Depuis des semaines, les responsables gouvernementaux à Québec comme à Ottawa nous assurent d'une entente imminente entre le Canada et l'Union européenne sur un accord économique et commerciale globale. La dernière échéance connue est la fin mai. Nous sommes à la fin mai et aucune entente ne semble poindre à l'horizon.

Le silence qui entoure la situation est inquiétant! De deux choses l'une: soit les négociations sont durablement bloquées ou les concessions demandées sont trop dures pour les rendre publiques avant un accord final. Dans les deux cas, la population est en droit de savoir. Le manque de transparence des négociations depuis le début est problématique, mais devient maintenant dramatique.

Il faut rappeler qu'un accord de libre-échange ne peut pas être amendé par le parlement canadien et que le Québec ne pourra bloquer que certains de ses aspects. En d'autres termes, quand l'entente sera conclue, la population sera devant un fait accompli.

Dès le départ, l'objectif des Européens, c'était évidemment le marché américain. Le Canada peut constituer une tête de pont pour leurs affaires dans le marché nord-américain et ainsi profiter des règles de l'ALÉNA. Mais voilà, à mesure que le Canada a calqué ses règles de fonctionnement, ses politiques économiques et fiscales sur celles des États-Unis, il est devenu de moins en moins intéressant à cet égard.

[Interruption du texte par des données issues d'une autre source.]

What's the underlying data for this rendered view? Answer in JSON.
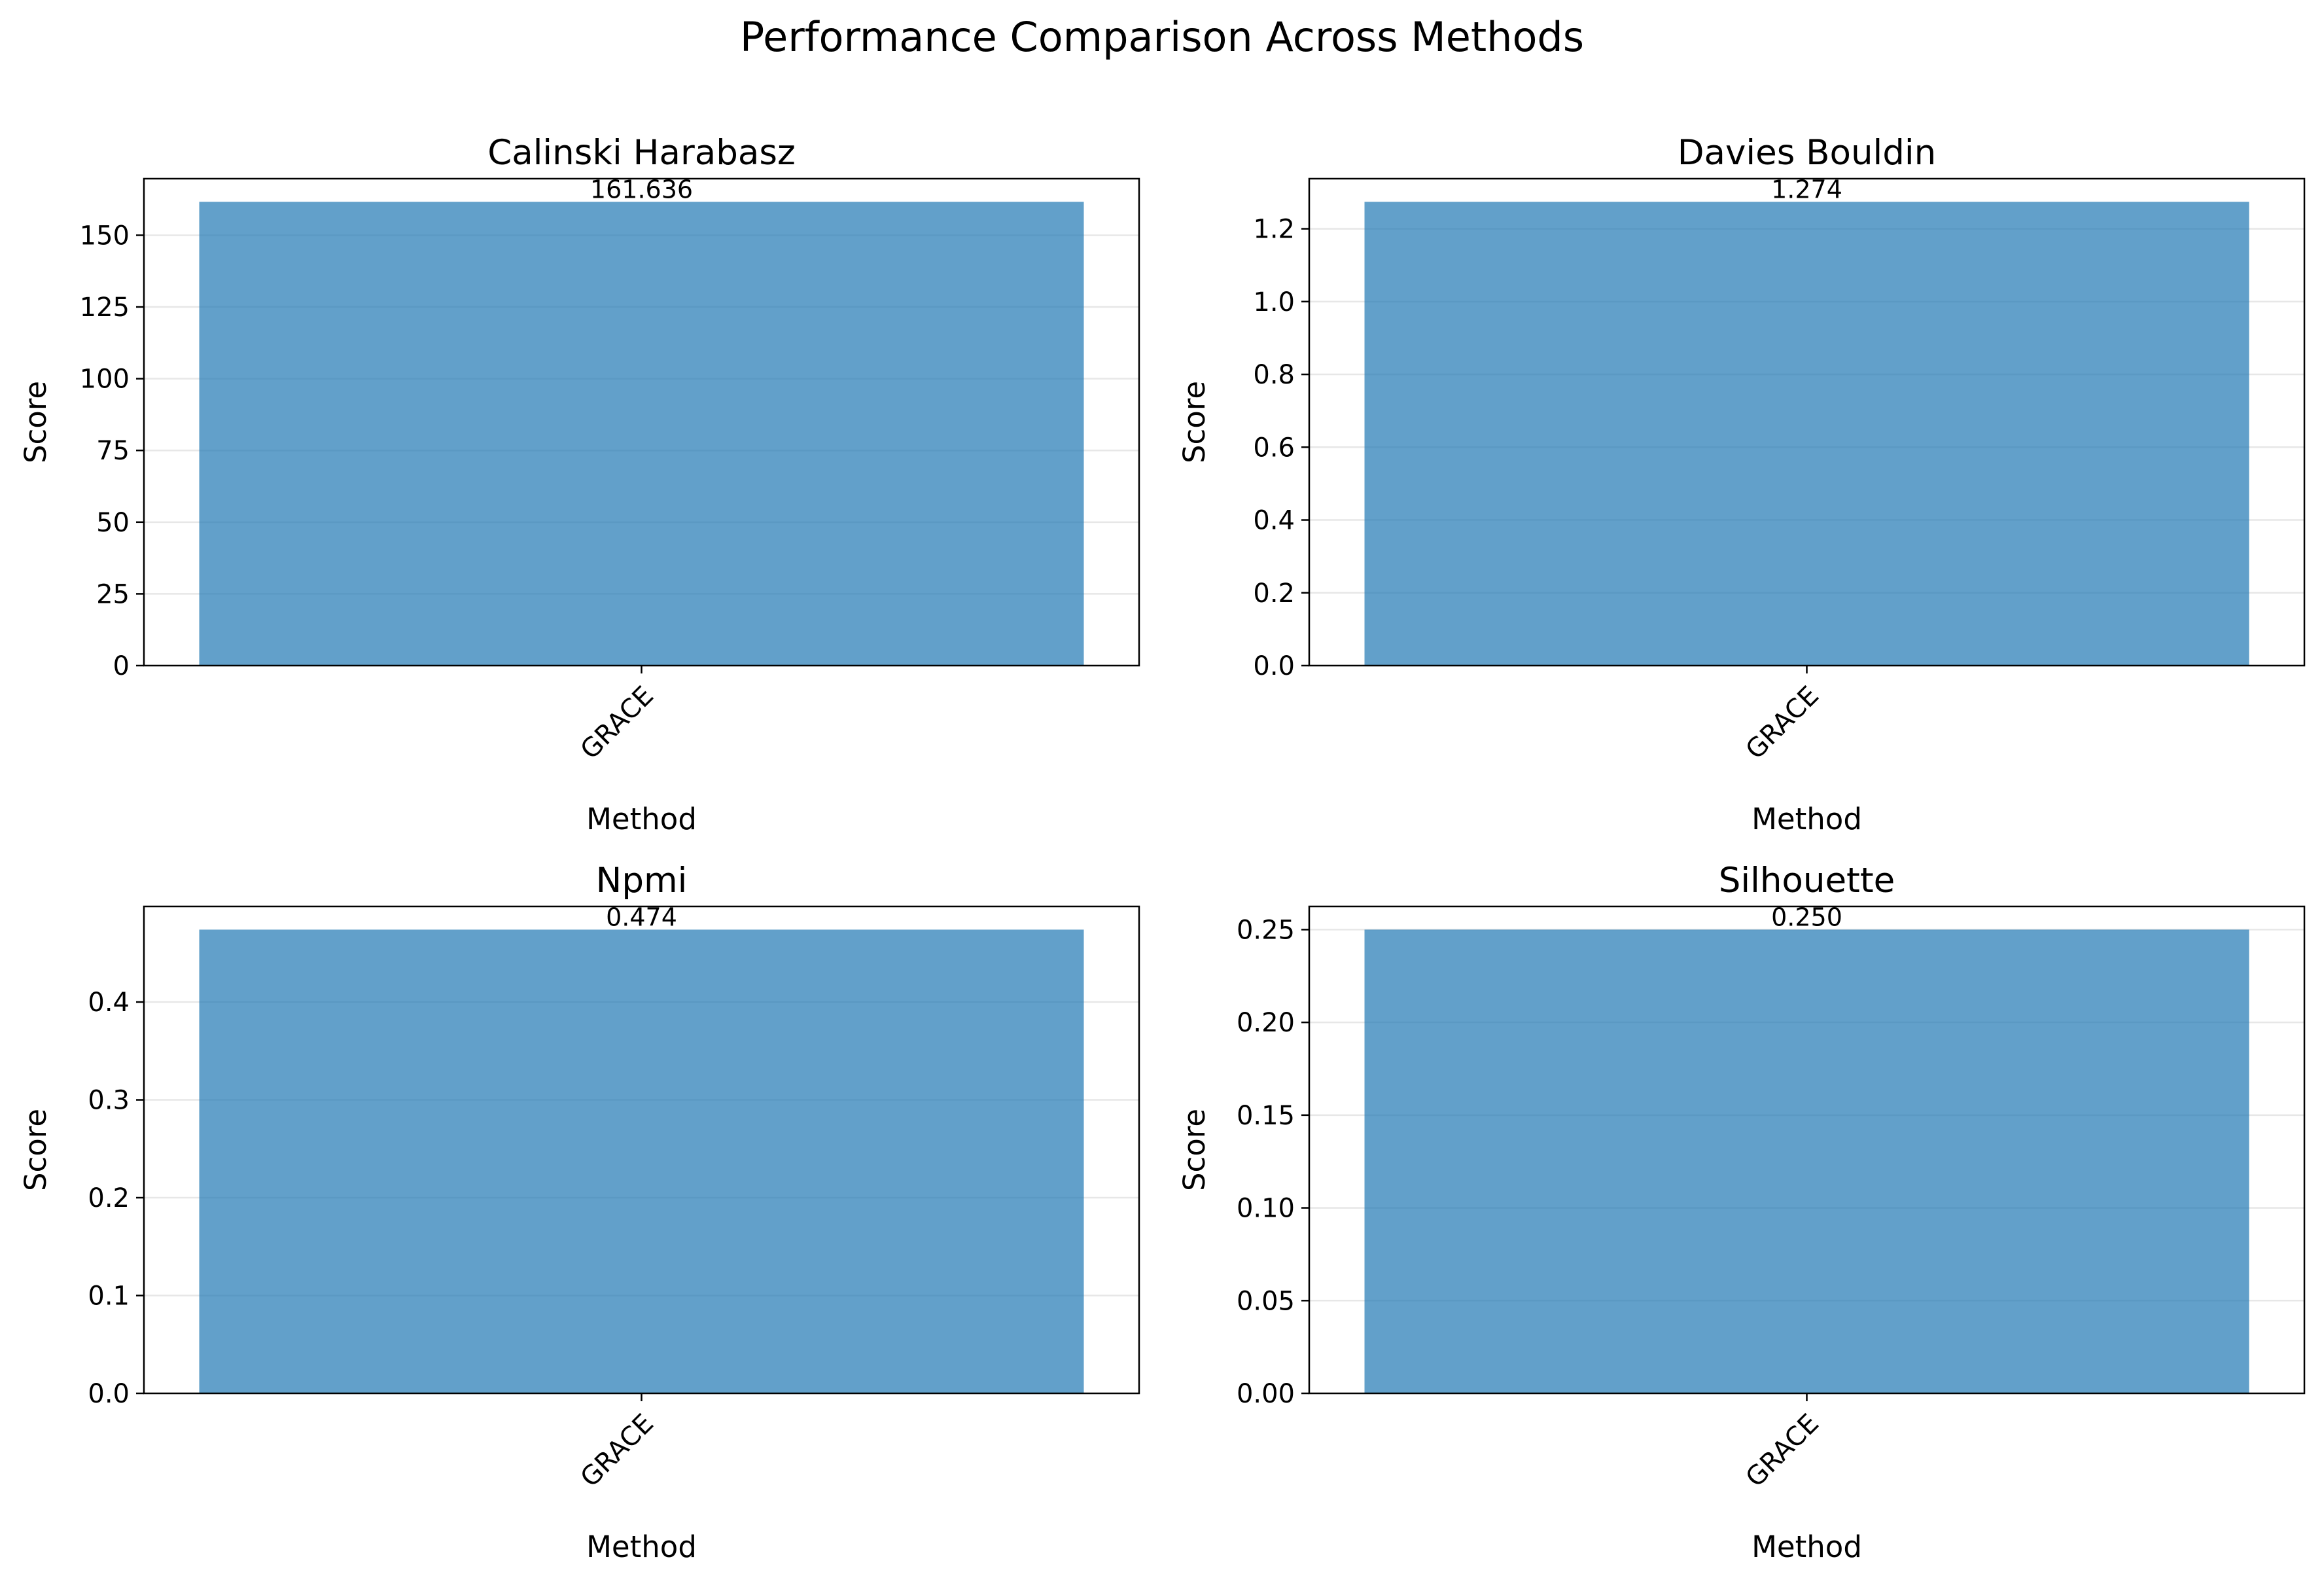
{
  "figure_title": "Performance Comparison Across Methods",
  "colors": {
    "bar": "#1f77b4",
    "bar_alpha": 0.7,
    "grid": "#b0b0b0"
  },
  "chart_data": [
    {
      "type": "bar",
      "title": "Calinski Harabasz",
      "categories": [
        "GRACE"
      ],
      "values": [
        161.636
      ],
      "value_labels": [
        "161.636"
      ],
      "xlabel": "Method",
      "ylabel": "Score",
      "ylim": [
        0,
        169.72
      ],
      "yticks": [
        0,
        25,
        50,
        75,
        100,
        125,
        150
      ],
      "ytick_labels": [
        "0",
        "25",
        "50",
        "75",
        "100",
        "125",
        "150"
      ],
      "grid": true
    },
    {
      "type": "bar",
      "title": "Davies Bouldin",
      "categories": [
        "GRACE"
      ],
      "values": [
        1.274
      ],
      "value_labels": [
        "1.274"
      ],
      "xlabel": "Method",
      "ylabel": "Score",
      "ylim": [
        0,
        1.3377
      ],
      "yticks": [
        0,
        0.2,
        0.4,
        0.6,
        0.8,
        1.0,
        1.2
      ],
      "ytick_labels": [
        "0.0",
        "0.2",
        "0.4",
        "0.6",
        "0.8",
        "1.0",
        "1.2"
      ],
      "grid": true
    },
    {
      "type": "bar",
      "title": "Npmi",
      "categories": [
        "GRACE"
      ],
      "values": [
        0.474
      ],
      "value_labels": [
        "0.474"
      ],
      "xlabel": "Method",
      "ylabel": "Score",
      "ylim": [
        0,
        0.4977
      ],
      "yticks": [
        0,
        0.1,
        0.2,
        0.3,
        0.4
      ],
      "ytick_labels": [
        "0.0",
        "0.1",
        "0.2",
        "0.3",
        "0.4"
      ],
      "grid": true
    },
    {
      "type": "bar",
      "title": "Silhouette",
      "categories": [
        "GRACE"
      ],
      "values": [
        0.25
      ],
      "value_labels": [
        "0.250"
      ],
      "xlabel": "Method",
      "ylabel": "Score",
      "ylim": [
        0,
        0.2625
      ],
      "yticks": [
        0,
        0.05,
        0.1,
        0.15,
        0.2,
        0.25
      ],
      "ytick_labels": [
        "0.00",
        "0.05",
        "0.10",
        "0.15",
        "0.20",
        "0.25"
      ],
      "grid": true
    }
  ]
}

Aussi bien pour les Européens de tenter de s'entendre directement avec les États-Unis.

En février dernier, lors de son discours sur l'état de l'Union, le président Obama annonce l'intention des États-Unis de négocier une entente de libre-échange avec l'UE. Panique en haut lieu, Jean Charest et Brian Mulroney interviennent publiquement pour demander que le premier ministre du Canada prenne le dossier en main.

Les dangers d'une vente de feu sont réels. Pour être le premier à signer avec l'UE, le Canada va-t-il laisser tomber la gestion de l'offre, pilier indispensable de l'agriculture et des régions rurales du Québec? Ce système basé sur une gestion serrée de la production pour répondre à la demande des consommateurs et des transformateurs à des prix stables est dans la mire des négociateurs européens, notamment le secteur du lait.

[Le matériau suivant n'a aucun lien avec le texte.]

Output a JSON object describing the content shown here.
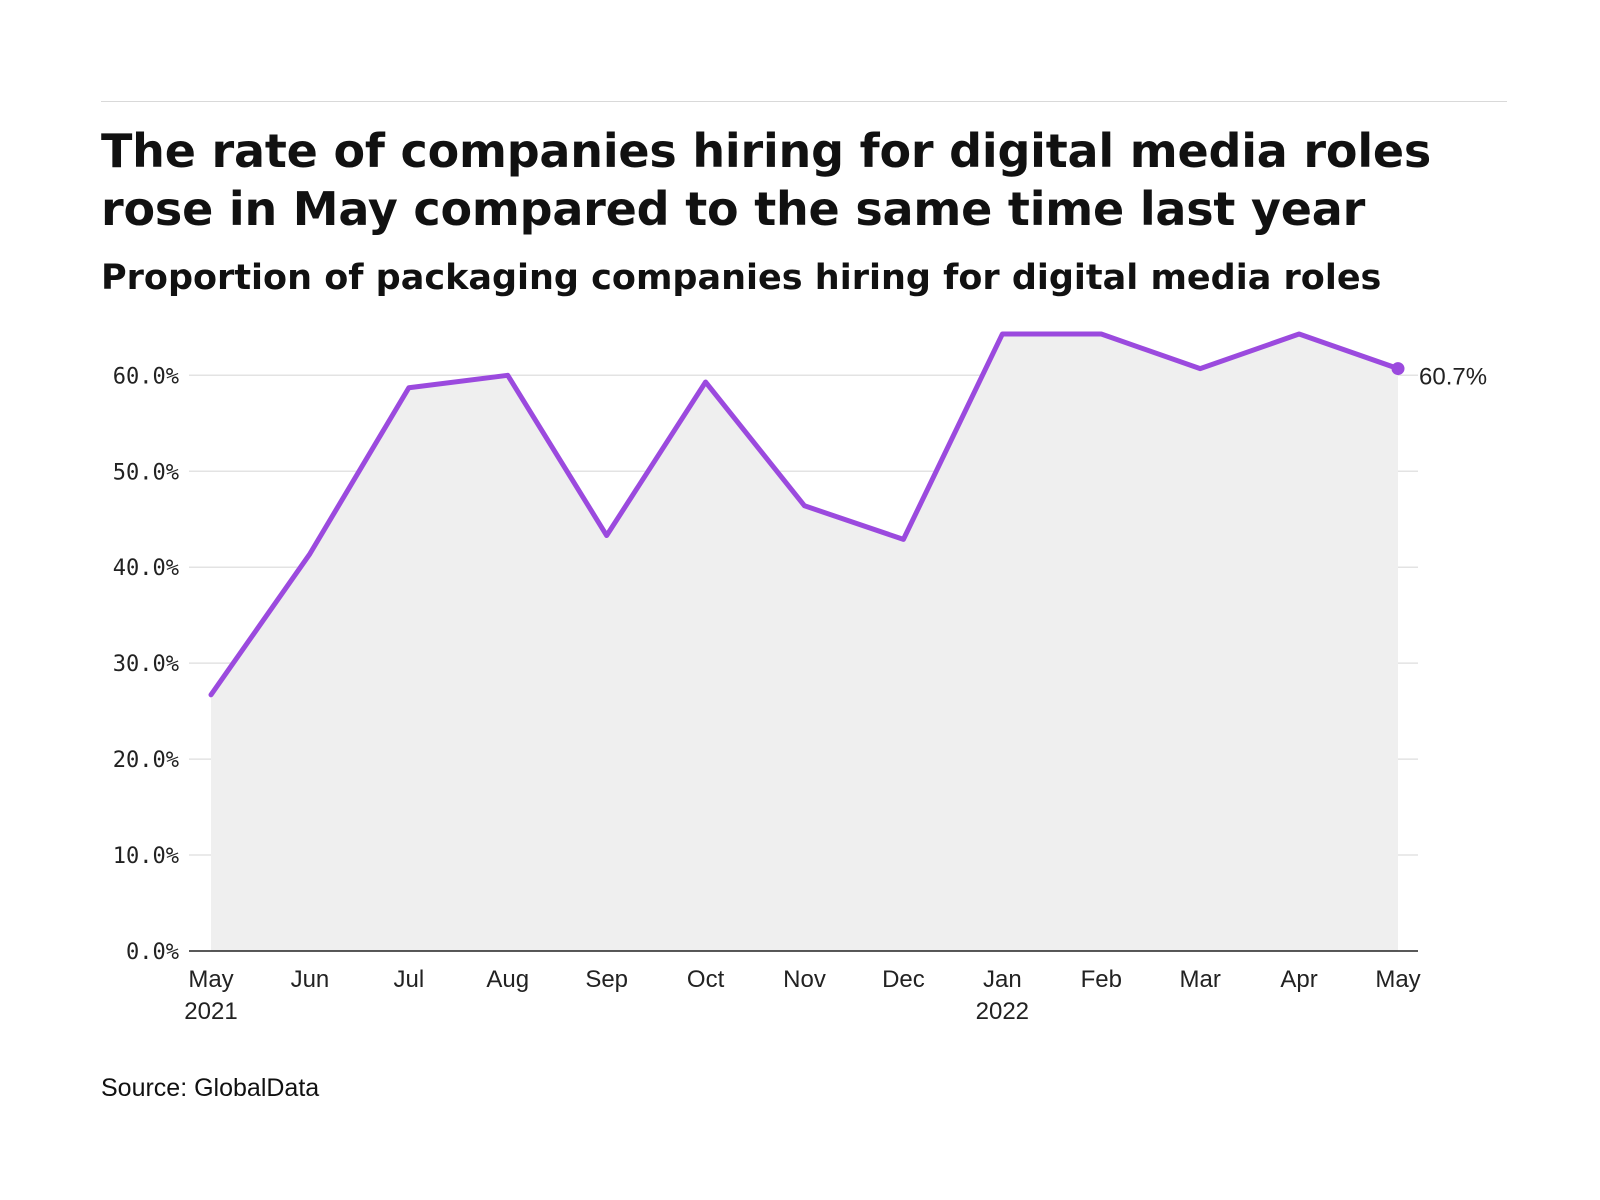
{
  "chart_data": {
    "type": "line",
    "title": "The rate of companies hiring for digital media roles rose in May compared to the same time last year",
    "subtitle": "Proportion of packaging companies hiring for digital media roles",
    "source": "Source: GlobalData",
    "x": [
      "May 2021",
      "Jun 2021",
      "Jul 2021",
      "Aug 2021",
      "Sep 2021",
      "Oct 2021",
      "Nov 2021",
      "Dec 2021",
      "Jan 2022",
      "Feb 2022",
      "Mar 2022",
      "Apr 2022",
      "May 2022"
    ],
    "x_tick_labels": [
      {
        "month": "May",
        "year": "2021"
      },
      {
        "month": "Jun",
        "year": ""
      },
      {
        "month": "Jul",
        "year": ""
      },
      {
        "month": "Aug",
        "year": ""
      },
      {
        "month": "Sep",
        "year": ""
      },
      {
        "month": "Oct",
        "year": ""
      },
      {
        "month": "Nov",
        "year": ""
      },
      {
        "month": "Dec",
        "year": ""
      },
      {
        "month": "Jan",
        "year": "2022"
      },
      {
        "month": "Feb",
        "year": ""
      },
      {
        "month": "Mar",
        "year": ""
      },
      {
        "month": "Apr",
        "year": ""
      },
      {
        "month": "May",
        "year": ""
      }
    ],
    "series": [
      {
        "values": [
          26.7,
          41.4,
          58.7,
          60.0,
          43.3,
          59.3,
          46.4,
          42.9,
          64.3,
          64.3,
          60.7,
          64.3,
          60.7
        ]
      }
    ],
    "y_ticks": [
      0,
      10,
      20,
      30,
      40,
      50,
      60
    ],
    "y_tick_labels": [
      "0.0%",
      "10.0%",
      "20.0%",
      "30.0%",
      "40.0%",
      "50.0%",
      "60.0%"
    ],
    "ylim": [
      0,
      66
    ],
    "last_value_label": "60.7%",
    "grid": true,
    "line_color": "#9b4ade",
    "area_color": "#efefef",
    "grid_color": "#e3e3e3"
  }
}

L'ambassadeur de l'UE au Canada rappelle que «le secteur du boeuf est protégé en Europe et les produits laitiers sont protégés au Canada, il doit donc y avoir un peu de bonne volonté de chaque côté». Autrement dit, le Canada devra sacrifier les producteurs laitiers du Québec pour pouvoir exporter un peu plus de boeuf de l'Ouest, ce qu'il demande actuellement.

Il resterait aussi le dossier des brevets pharmaceutiques, une question cruciale pour les Québécois et leur système d'assurance-médicaments. Les concessions demandées par l'UE auraient pour effet de gonfler la facture annuelle en médicaments de plus de 800 millions de dollars par an au Québec, dont la moitié devra être assumée directement par le gouvernement.

Il n'y a pas lieu de paniquer. Une négociation réussie entre le Canada et l'EU, à la satisfaction des deux parties, représentera une belle carte de visite pour l'UE dans le cadre de ses négociations à venir, en particulier avec Les États-Unis. Mais pour réussir, le plus important à ce moment-ci, c'est que le gouvernement Harper mette fin au silence radio et donne enfin l'heure juste.